I can’t imagine that all of the jobs in Fulton County pay minimum wage. Get real. I’m not familiar either if they use Civil Service or even have unions. I live in Arizona now, but grew up when the pendulum swung the other way. I do find it disturbing though, that now that the Atlanta area has more than exceeded in meeting goals for equal opportunities for blacks, that every time I read an article about Atlanta, it’s about racism toward Caucasians It was national news when you were paranoid of having a white woman as mayor. Reverse discrimination is alive and well in metro Atlanta which is why most rural communities in Georgia have large white populations (”White Flight”). Sad state of affairs in a city I once loved.

Fulton Employee

June 7th, 2013
2:05 pm

You can’t hire white employees if they aren’t applying for these low paying jobs. It’s very plain and simple. I guess AJC wants to make race an issue to get people all riled up. Milton County is not never going to exist without statewide approval and the GOP controlled state legislator knows that. Which is why they’re passing laws to control the county.


June 7th, 2013
1:58 pm

As a former white employee of Fulton County, much of what Mr. Parks articulates is true — particularly in the clerk’s office of the various county court systems. While not quite nepotism, it seemed to me that a large percentage of the new employees all attended the same church. It’s system for advertising is ineffective and the system for applying for jobs is cumbersome as well — which may hinder people (white or black) from knowing about the jobs unless they have an internal connection to the organization.

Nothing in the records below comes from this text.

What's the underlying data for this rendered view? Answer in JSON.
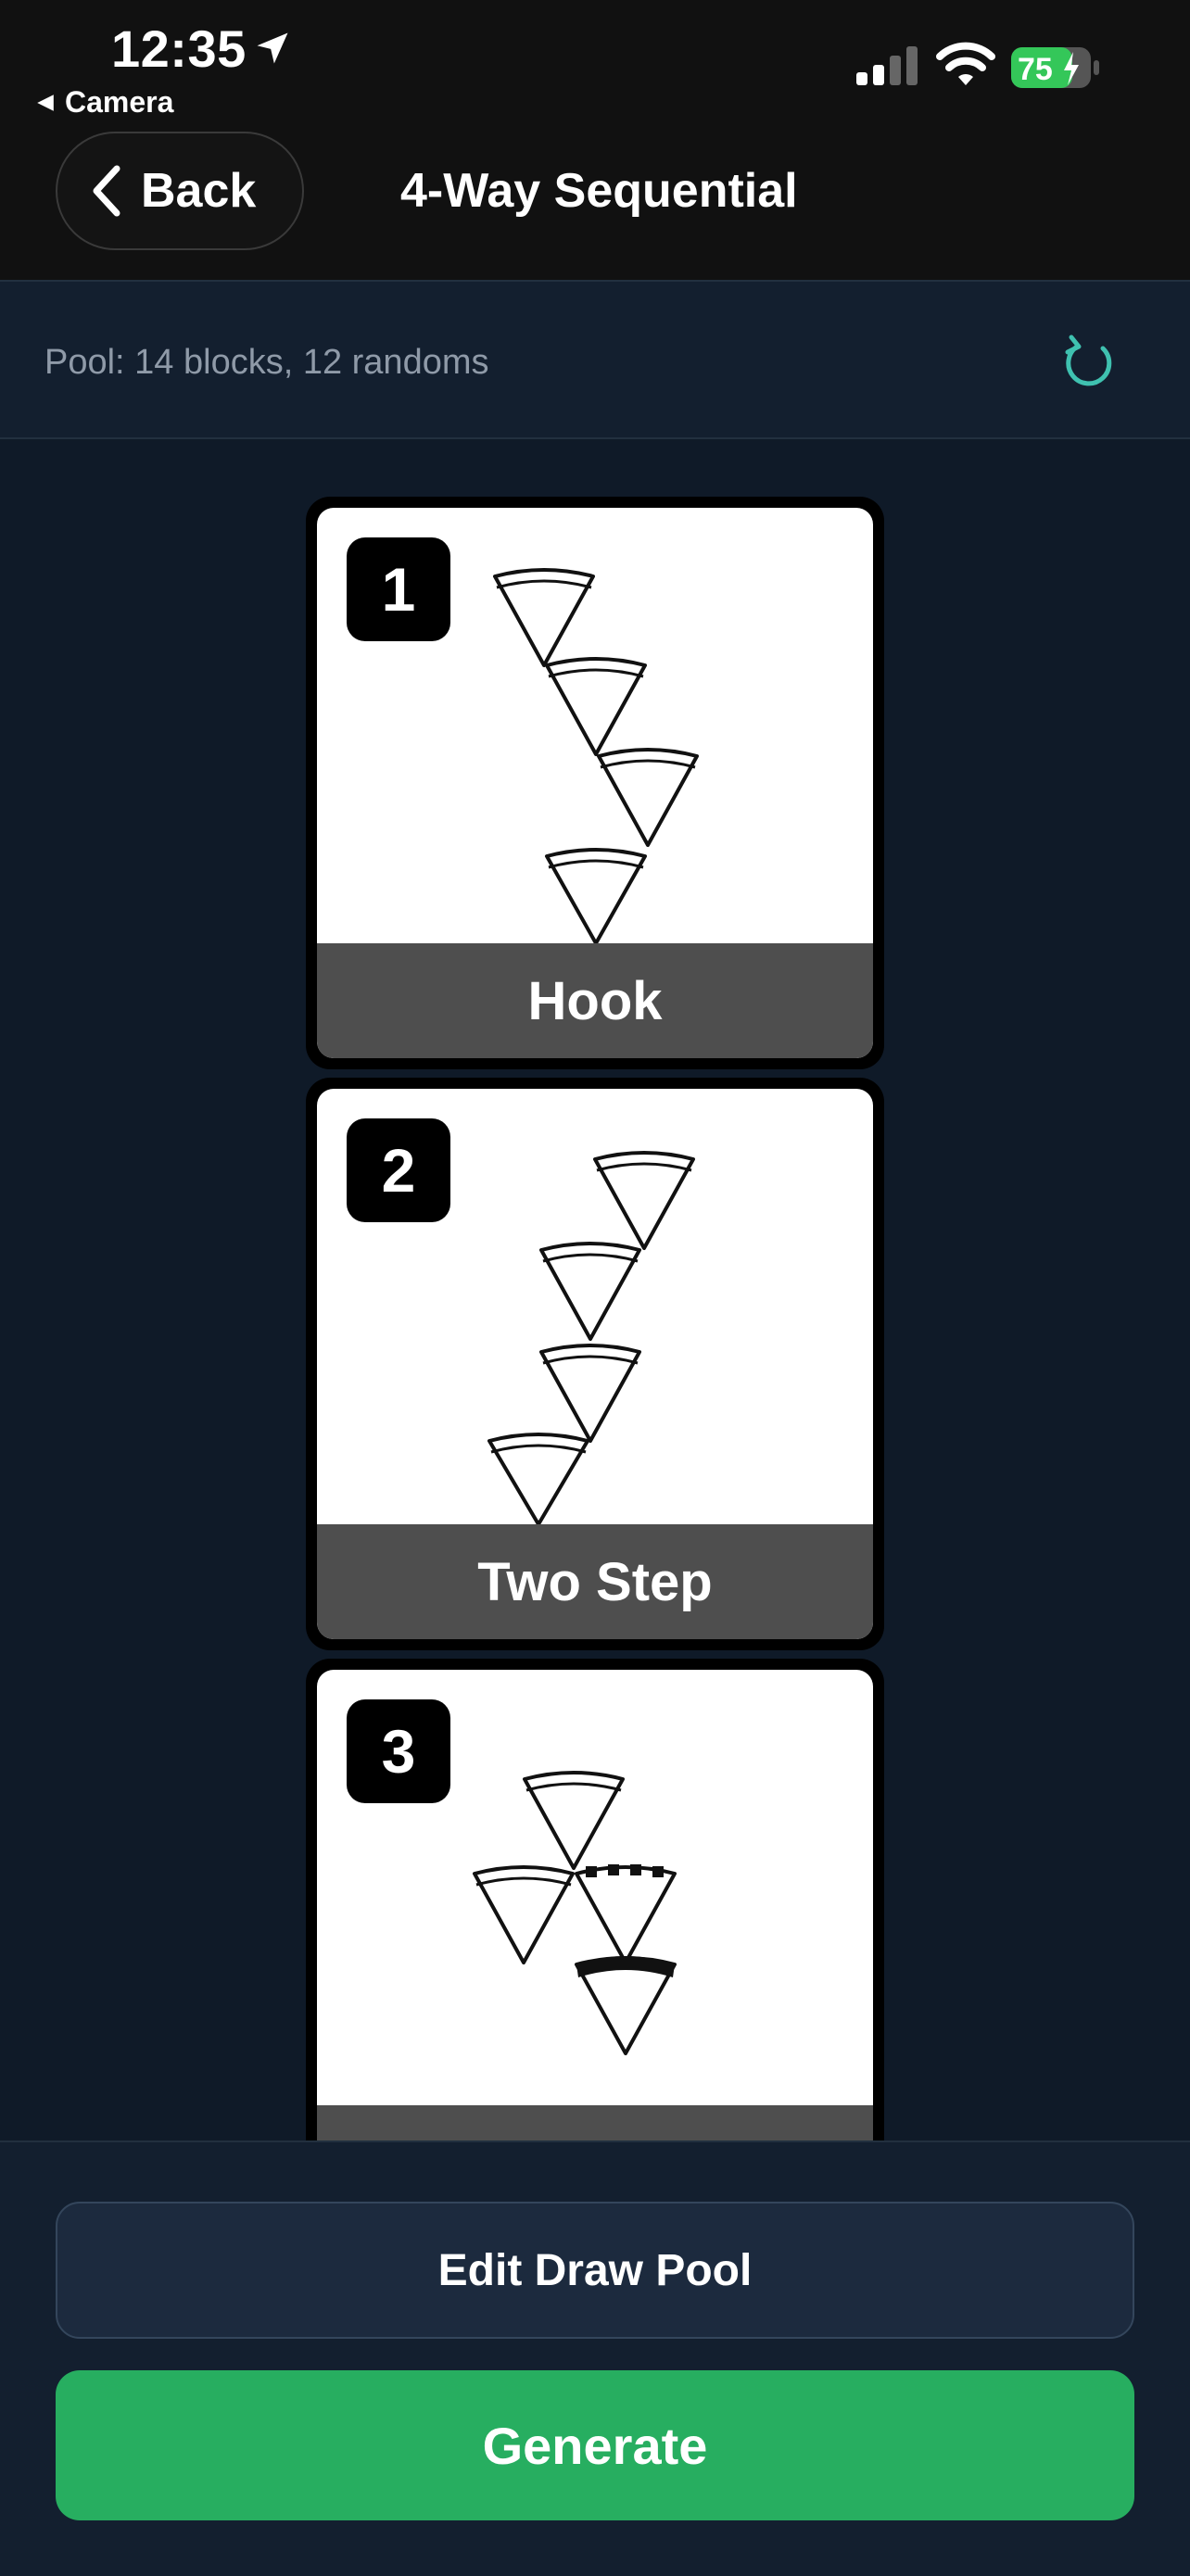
{
  "status_bar": {
    "time": "12:35",
    "back_app": "Camera",
    "battery": "75"
  },
  "header": {
    "back_label": "Back",
    "title": "4-Way Sequential"
  },
  "pool": {
    "summary": "Pool: 14 blocks, 12 randoms",
    "refresh_icon": "refresh-icon"
  },
  "cards": [
    {
      "number": "1",
      "label": "Hook"
    },
    {
      "number": "2",
      "label": "Two Step"
    },
    {
      "number": "3",
      "label": ""
    }
  ],
  "actions": {
    "edit_label": "Edit Draw Pool",
    "generate_label": "Generate"
  },
  "colors": {
    "accent_green": "#27ae60",
    "refresh_teal": "#3fc1b0",
    "battery_green": "#34c759"
  }
}
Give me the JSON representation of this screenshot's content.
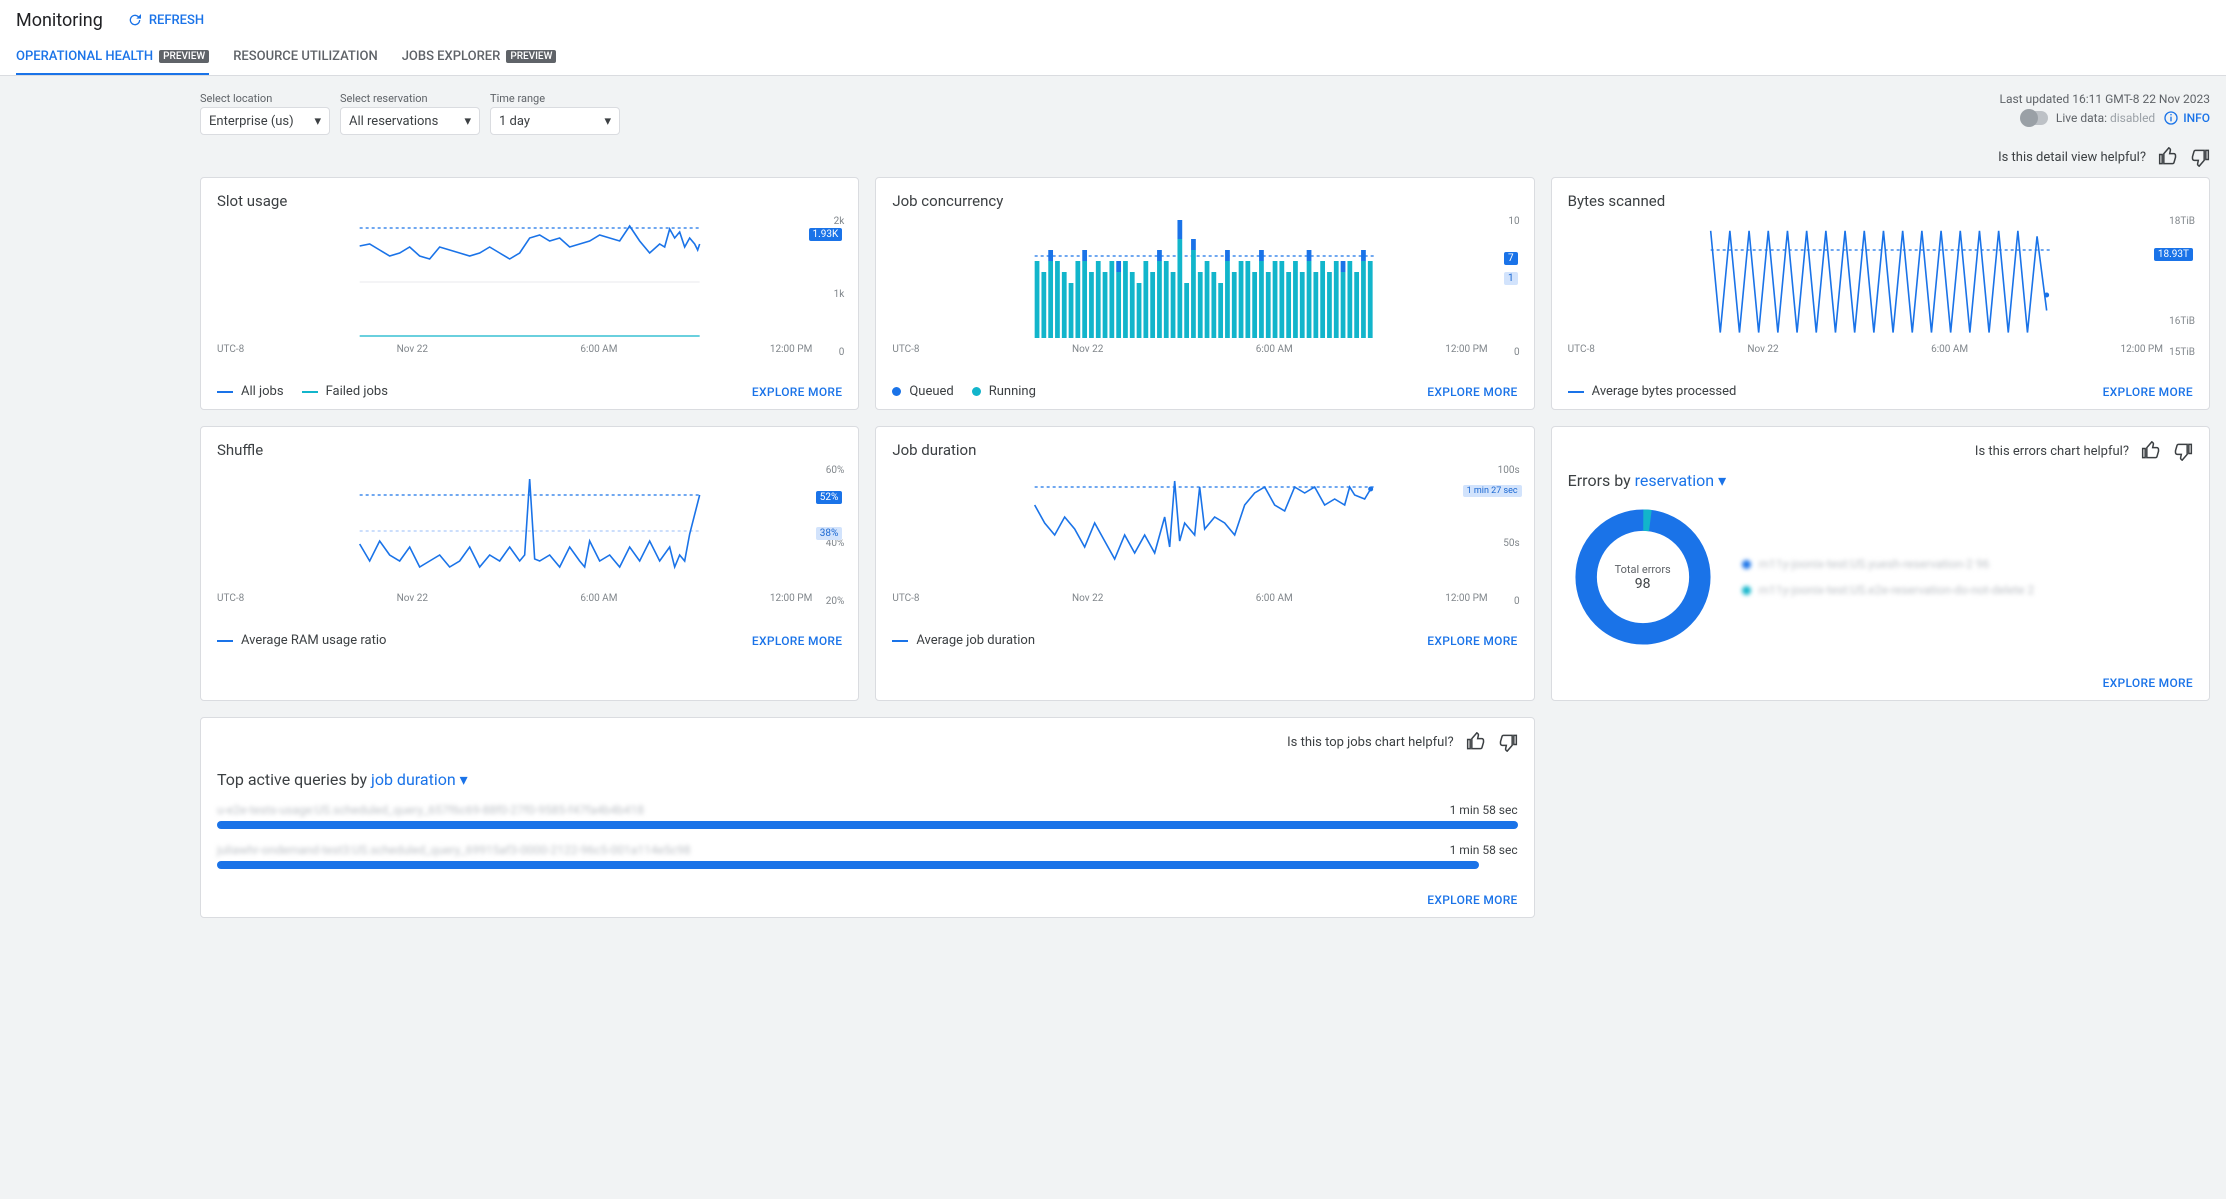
{
  "header": {
    "title": "Monitoring",
    "refresh": "REFRESH"
  },
  "tabs": [
    {
      "label": "OPERATIONAL HEALTH",
      "badge": "PREVIEW",
      "active": true
    },
    {
      "label": "RESOURCE UTILIZATION",
      "badge": "",
      "active": false
    },
    {
      "label": "JOBS EXPLORER",
      "badge": "PREVIEW",
      "active": false
    }
  ],
  "filters": {
    "location_label": "Select location",
    "location_value": "Enterprise (us)",
    "reservation_label": "Select reservation",
    "reservation_value": "All reservations",
    "time_label": "Time range",
    "time_value": "1 day"
  },
  "right": {
    "last_updated": "Last updated 16:11 GMT-8 22 Nov 2023",
    "live_label": "Live data:",
    "live_state": "disabled",
    "info": "INFO"
  },
  "feedback": {
    "detail_q": "Is this detail view helpful?",
    "errors_q": "Is this errors chart helpful?",
    "topjobs_q": "Is this top jobs chart helpful?"
  },
  "xaxis": [
    "UTC-8",
    "Nov 22",
    "6:00 AM",
    "12:00 PM"
  ],
  "cards": {
    "slot": {
      "title": "Slot usage",
      "yticks": [
        "2k",
        "1k",
        "0"
      ],
      "badge": "1.93K",
      "legend": [
        {
          "t": "line_blue",
          "label": "All jobs"
        },
        {
          "t": "line_teal",
          "label": "Failed jobs"
        }
      ],
      "explore": "EXPLORE MORE"
    },
    "conc": {
      "title": "Job concurrency",
      "yticks": [
        "10",
        "",
        "0"
      ],
      "badge_running": "7",
      "badge_queued": "1",
      "legend": [
        {
          "t": "dot_blue",
          "label": "Queued"
        },
        {
          "t": "dot_teal",
          "label": "Running"
        }
      ],
      "explore": "EXPLORE MORE"
    },
    "bytes": {
      "title": "Bytes scanned",
      "yticks": [
        "18TiB",
        "16TiB",
        "15TiB"
      ],
      "badge": "18.93T",
      "legend": [
        {
          "t": "line_blue",
          "label": "Average bytes processed"
        }
      ],
      "explore": "EXPLORE MORE"
    },
    "shuffle": {
      "title": "Shuffle",
      "yticks": [
        "60%",
        "40%",
        "20%"
      ],
      "badge_main": "52%",
      "badge_light": "38%",
      "legend": [
        {
          "t": "line_blue",
          "label": "Average RAM usage ratio"
        }
      ],
      "explore": "EXPLORE MORE"
    },
    "jobdur": {
      "title": "Job duration",
      "yticks": [
        "100s",
        "50s",
        "0"
      ],
      "badge": "1 min 27 sec",
      "legend": [
        {
          "t": "line_blue",
          "label": "Average job duration"
        }
      ],
      "explore": "EXPLORE MORE"
    },
    "errors": {
      "title_pre": "Errors by ",
      "title_link": "reservation",
      "center_label": "Total errors",
      "center_value": "98",
      "items": [
        {
          "color": "#1a73e8",
          "label": "m11y-joonix-test:US.yuesh-reservation-2 96"
        },
        {
          "color": "#12b5cb",
          "label": "m11y-joonix-test:US.e2e-reservation-do-not-delete 2"
        }
      ],
      "explore": "EXPLORE MORE"
    },
    "topq": {
      "title_pre": "Top active queries by ",
      "title_link": "job duration",
      "rows": [
        {
          "name": "u-e2e-tests-usage:US.scheduled_query_657f6c69-88f0-27f0-9585-f47fa4b4b418",
          "dur": "1 min 58 sec",
          "pct": 100
        },
        {
          "name": "juliawhr-ondemand-test3:US.scheduled_query_69915af3-0000-2122-96c5-001a114e5c98",
          "dur": "1 min 58 sec",
          "pct": 97
        }
      ],
      "explore": "EXPLORE MORE"
    }
  },
  "chart_data": [
    {
      "type": "line",
      "title": "Slot usage",
      "ylabel": "",
      "ylim": [
        0,
        2000
      ],
      "xticks": [
        "UTC-8",
        "Nov 22",
        "6:00 AM",
        "12:00 PM"
      ],
      "series": [
        {
          "name": "All jobs",
          "values": [
            1500,
            1550,
            1450,
            1350,
            1400,
            1500,
            1350,
            1300,
            1500,
            1450,
            1400,
            1350,
            1400,
            1500,
            1400,
            1300,
            1400,
            1650,
            1700,
            1600,
            1650,
            1500,
            1550,
            1600,
            1700,
            1650,
            1600,
            1900,
            1600,
            1400,
            1550,
            1500,
            1800,
            1650,
            1750,
            1500,
            1650,
            1550,
            1450,
            1550
          ]
        },
        {
          "name": "Failed jobs",
          "values": [
            30,
            25,
            30,
            35,
            28,
            30,
            32,
            30,
            28,
            30,
            35,
            30,
            28,
            30,
            32,
            30,
            28,
            30,
            35,
            30,
            28,
            30,
            32,
            30,
            28,
            30,
            35,
            30,
            28,
            30,
            32,
            30,
            28,
            30,
            35,
            30,
            28,
            30,
            35,
            30
          ]
        }
      ],
      "last_value_label": "1.93K"
    },
    {
      "type": "bar",
      "title": "Job concurrency",
      "ylabel": "",
      "ylim": [
        0,
        10
      ],
      "xticks": [
        "UTC-8",
        "Nov 22",
        "6:00 AM",
        "12:00 PM"
      ],
      "series": [
        {
          "name": "Running",
          "values": [
            7,
            6,
            7,
            7,
            6,
            5,
            7,
            7,
            6,
            7,
            6,
            7,
            6,
            7,
            6,
            5,
            7,
            6,
            7,
            7,
            6,
            9,
            5,
            8,
            6,
            7,
            6,
            5,
            7,
            6,
            7,
            7,
            6,
            7,
            6,
            7,
            7,
            6,
            7,
            6,
            7,
            6,
            7,
            6,
            7,
            6,
            7,
            6,
            7,
            7
          ]
        },
        {
          "name": "Queued",
          "values": [
            0,
            0,
            1,
            0,
            0,
            0,
            0,
            1,
            0,
            0,
            0,
            0,
            1,
            0,
            0,
            0,
            0,
            0,
            1,
            0,
            0,
            2,
            0,
            1,
            0,
            0,
            0,
            0,
            1,
            0,
            0,
            0,
            0,
            1,
            0,
            0,
            0,
            0,
            0,
            0,
            1,
            0,
            0,
            0,
            0,
            1,
            0,
            0,
            1,
            0
          ]
        }
      ],
      "last_running": 7,
      "last_queued": 1
    },
    {
      "type": "line",
      "title": "Bytes scanned",
      "ylabel": "",
      "ylim": [
        15,
        18
      ],
      "yunit": "TiB",
      "xticks": [
        "UTC-8",
        "Nov 22",
        "6:00 AM",
        "12:00 PM"
      ],
      "series": [
        {
          "name": "Average bytes processed",
          "values": [
            18.9,
            15.2,
            18.9,
            15.2,
            18.9,
            15.2,
            18.9,
            15.2,
            18.9,
            15.2,
            18.9,
            15.2,
            18.9,
            15.2,
            18.9,
            15.2,
            18.9,
            15.2,
            18.9,
            15.2,
            18.9,
            15.2,
            18.9,
            15.2,
            18.9,
            15.2,
            18.9,
            15.2,
            18.9,
            15.2,
            18.9,
            15.2,
            18.9,
            15.2,
            18.7,
            16.0
          ]
        }
      ],
      "last_value_label": "18.93T"
    },
    {
      "type": "line",
      "title": "Shuffle",
      "ylabel": "",
      "ylim": [
        20,
        60
      ],
      "yunit": "%",
      "xticks": [
        "UTC-8",
        "Nov 22",
        "6:00 AM",
        "12:00 PM"
      ],
      "series": [
        {
          "name": "Average RAM usage ratio",
          "values": [
            35,
            30,
            36,
            32,
            30,
            34,
            28,
            30,
            32,
            28,
            30,
            34,
            28,
            32,
            30,
            34,
            30,
            32,
            28,
            58,
            30,
            32,
            28,
            34,
            30,
            28,
            36,
            30,
            32,
            28,
            34,
            30,
            36,
            30,
            34,
            28,
            32,
            30,
            38,
            52
          ]
        }
      ],
      "last_value_label": "52%",
      "secondary_label": "38%"
    },
    {
      "type": "line",
      "title": "Job duration",
      "ylabel": "",
      "ylim": [
        0,
        100
      ],
      "yunit": "s",
      "xticks": [
        "UTC-8",
        "Nov 22",
        "6:00 AM",
        "12:00 PM"
      ],
      "series": [
        {
          "name": "Average job duration",
          "values": [
            70,
            55,
            45,
            60,
            50,
            35,
            55,
            40,
            25,
            45,
            30,
            45,
            30,
            60,
            35,
            95,
            40,
            55,
            45,
            90,
            50,
            60,
            55,
            45,
            70,
            80,
            85,
            70,
            65,
            90,
            80,
            85,
            70,
            75,
            70,
            85,
            78,
            76,
            74,
            87
          ]
        }
      ],
      "last_value_label": "1 min 27 sec"
    },
    {
      "type": "pie",
      "title": "Errors by reservation",
      "series": [
        {
          "name": "yuesh-reservation-2",
          "value": 96
        },
        {
          "name": "e2e-reservation-do-not-delete",
          "value": 2
        }
      ],
      "total_label": "Total errors",
      "total": 98
    }
  ]
}
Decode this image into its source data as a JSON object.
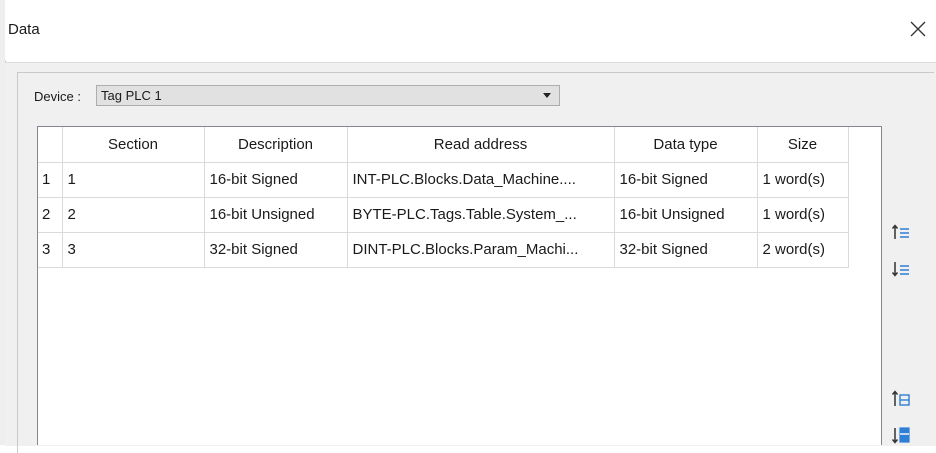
{
  "window": {
    "title": "Data"
  },
  "device": {
    "label": "Device :",
    "value": "Tag PLC 1"
  },
  "grid": {
    "columns": [
      "",
      "Section",
      "Description",
      "Read address",
      "Data type",
      "Size"
    ],
    "rows": [
      {
        "index": "1",
        "section": "1",
        "description": "16-bit Signed",
        "read_address": "INT-PLC.Blocks.Data_Machine....",
        "data_type": "16-bit Signed",
        "size": "1 word(s)"
      },
      {
        "index": "2",
        "section": "2",
        "description": "16-bit Unsigned",
        "read_address": "BYTE-PLC.Tags.Table.System_...",
        "data_type": "16-bit Unsigned",
        "size": "1 word(s)"
      },
      {
        "index": "3",
        "section": "3",
        "description": "32-bit Signed",
        "read_address": "DINT-PLC.Blocks.Param_Machi...",
        "data_type": "32-bit Signed",
        "size": "2 word(s)"
      }
    ]
  },
  "toolbar": {
    "icons": [
      "sort-ascending-icon",
      "sort-descending-icon",
      "move-to-top-icon",
      "move-to-bottom-icon"
    ],
    "accent": "#2f7fd6"
  }
}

It is true that Fulton County does not pay as well as other metro counties for administrative jobs, etc. However, that needs to be balanced with its very generous health and retirement benefits.

carolyn gattegno

June 7th, 2013
1:54 pm

I am white and part Cherokee indian. does that mean that I have to be part of a quota? I think not so why is it such a problem for black and white to coexist?
whomever gets there first and qualifies should be hired. Maybe that is not always the case but I would bet that mostly it is. Stop whining and if you don’t get ONE job look for another. I think that’s the way it always was before this black/white thing.

the dude

June 7th, 2013
1:27 pm

It didn’t get majority black on accident and it won’t change by accident. For what it’s worth, John Eaves totally sided stepped the issue and offered no real commentary on anything.